Use the predict function to generate the output for the X_test data. What is the accuracy of the model?

In [98]:
predictions=predict(parameters, X_test)

In [99]:
print ('Accuracy: %d' % float((np.dot(Y_test,predictions.T) + np.dot(1-Y_test,1-predictions.T))/float(Y_test.size)*100) + '%')


Accuracy: 73%


## Tunning the Size of Hidden Layer

Run the following code to see which size for the hodden layer gives you the best performance

In [100]:

plt.figure(figsize=(16, 32))
hidden_layer_sizes = [1, 2, 3, 4, 5, 10, 20, 30,50]
for i, num_hidden_units in enumerate(hidden_layer_sizes):
    parameters = train_nn_model(X_train, np.expand_dims(Y_train,axis=0),num_hidden_units ,0.01, num_iterations = 100000)
    predictions = predict(parameters, X_test)
    accuracy = float((np.dot(Y_test,predictions.T) + np.dot(1-Y_test,1-predictions.T))/float(Y_test.size)*100)
    print ("Accuracy for {} hidden units: {} %".format(num_hidden_units, accuracy))

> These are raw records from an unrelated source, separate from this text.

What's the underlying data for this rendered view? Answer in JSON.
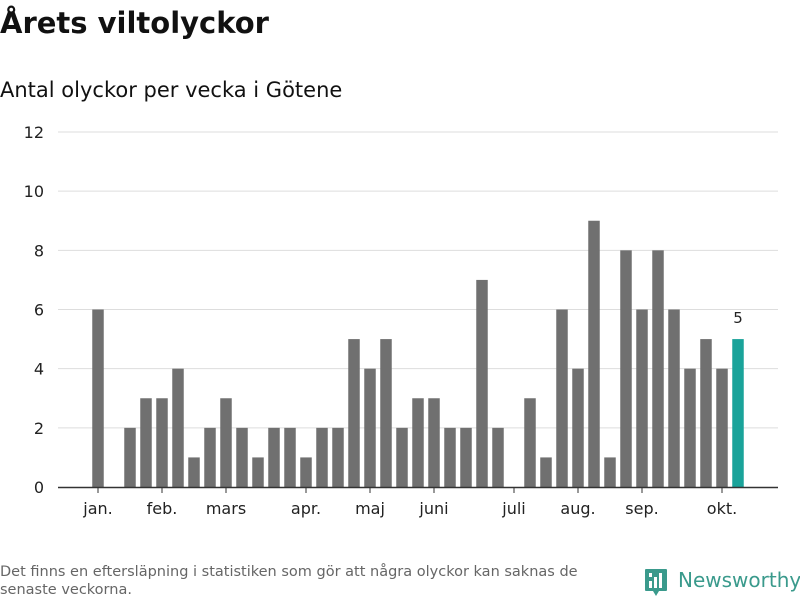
{
  "title": "Årets viltolyckor",
  "subtitle": "Antal olyckor per vecka i Götene",
  "footnote": "Det finns en eftersläpning i statistiken som gör att några olyckor kan saknas de senaste veckorna.",
  "brand": {
    "name": "Newsworthy",
    "icon": "newsworthy-logo-icon",
    "color": "#3a9a8c"
  },
  "chart_data": {
    "type": "bar",
    "title": "Antal olyckor per vecka i Götene",
    "xlabel": "",
    "ylabel": "",
    "ylim": [
      0,
      12
    ],
    "yticks": [
      0,
      2,
      4,
      6,
      8,
      10,
      12
    ],
    "grid": true,
    "legend": "none",
    "month_labels": [
      "jan.",
      "feb.",
      "mars",
      "apr.",
      "maj",
      "juni",
      "juli",
      "aug.",
      "sep.",
      "okt."
    ],
    "values": [
      6,
      0,
      2,
      3,
      3,
      4,
      1,
      2,
      3,
      2,
      1,
      2,
      2,
      1,
      2,
      2,
      5,
      4,
      5,
      2,
      3,
      3,
      2,
      2,
      7,
      2,
      0,
      3,
      1,
      6,
      4,
      9,
      1,
      8,
      6,
      8,
      6,
      4,
      5,
      4,
      5
    ],
    "bar_color": "#707070",
    "highlight_color": "#1aa39a",
    "highlight_index": 40,
    "data_labels": [
      {
        "index": 40,
        "text": "5"
      }
    ]
  }
}
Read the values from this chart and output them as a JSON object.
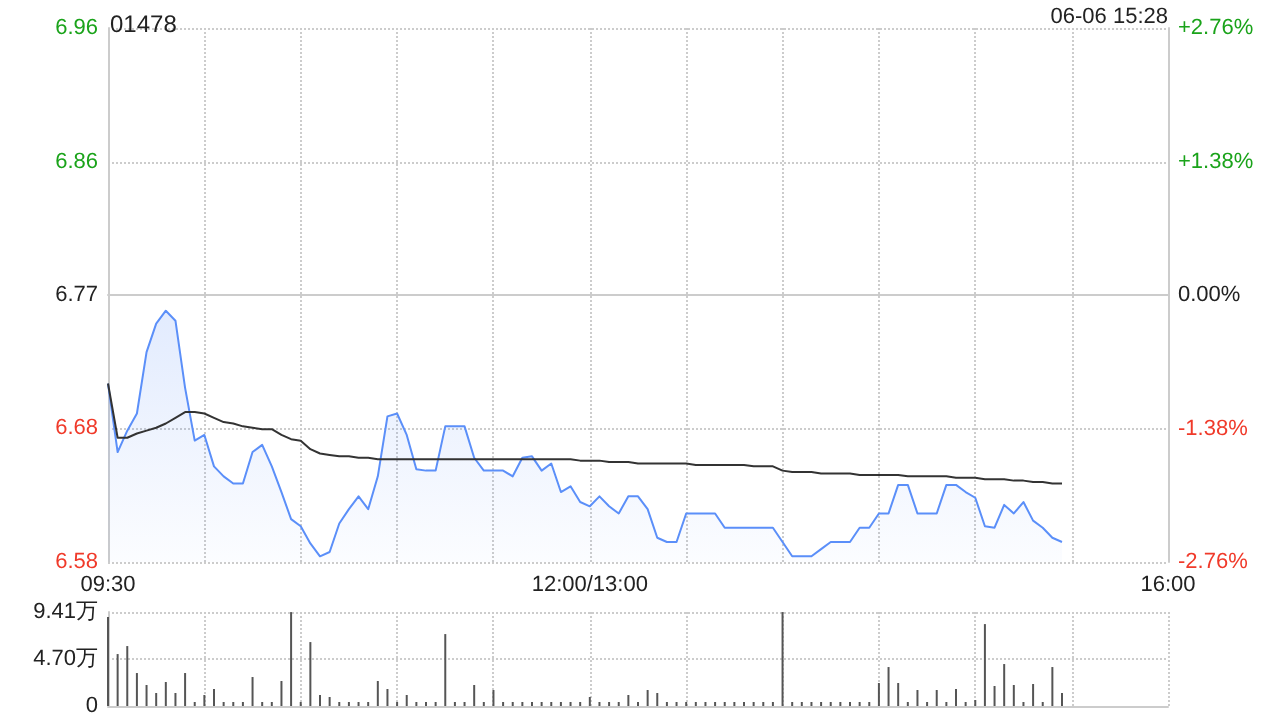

Accuracy for 1 hidden units: 71.42857142857143 %
Accuracy for 2 hidden units: 69.04761904761905 %
Accuracy for 3 hidden units: 73.80952380952381 %
Accuracy for 4 hidden units: 76.19047619047619 %
Accuracy for 5 hidden units: 66.66666666666666 %
Accuracy for 10 hidden units: 64.28571428571429 %
Accuracy for 20 hidden units: 69.04761904761905 %
Accuracy for 30 hidden units: 71.42857142857143 %
Accuracy for 50 hidden units: 73.80952380952381 %


<Figure size 1600x3200 with 0 Axes>

Which one was the best model?

The best model was back propagation with 4 hidden layers based on the accuracy scores we got.Above 4 hidden layers we start to see the model becoming over fit.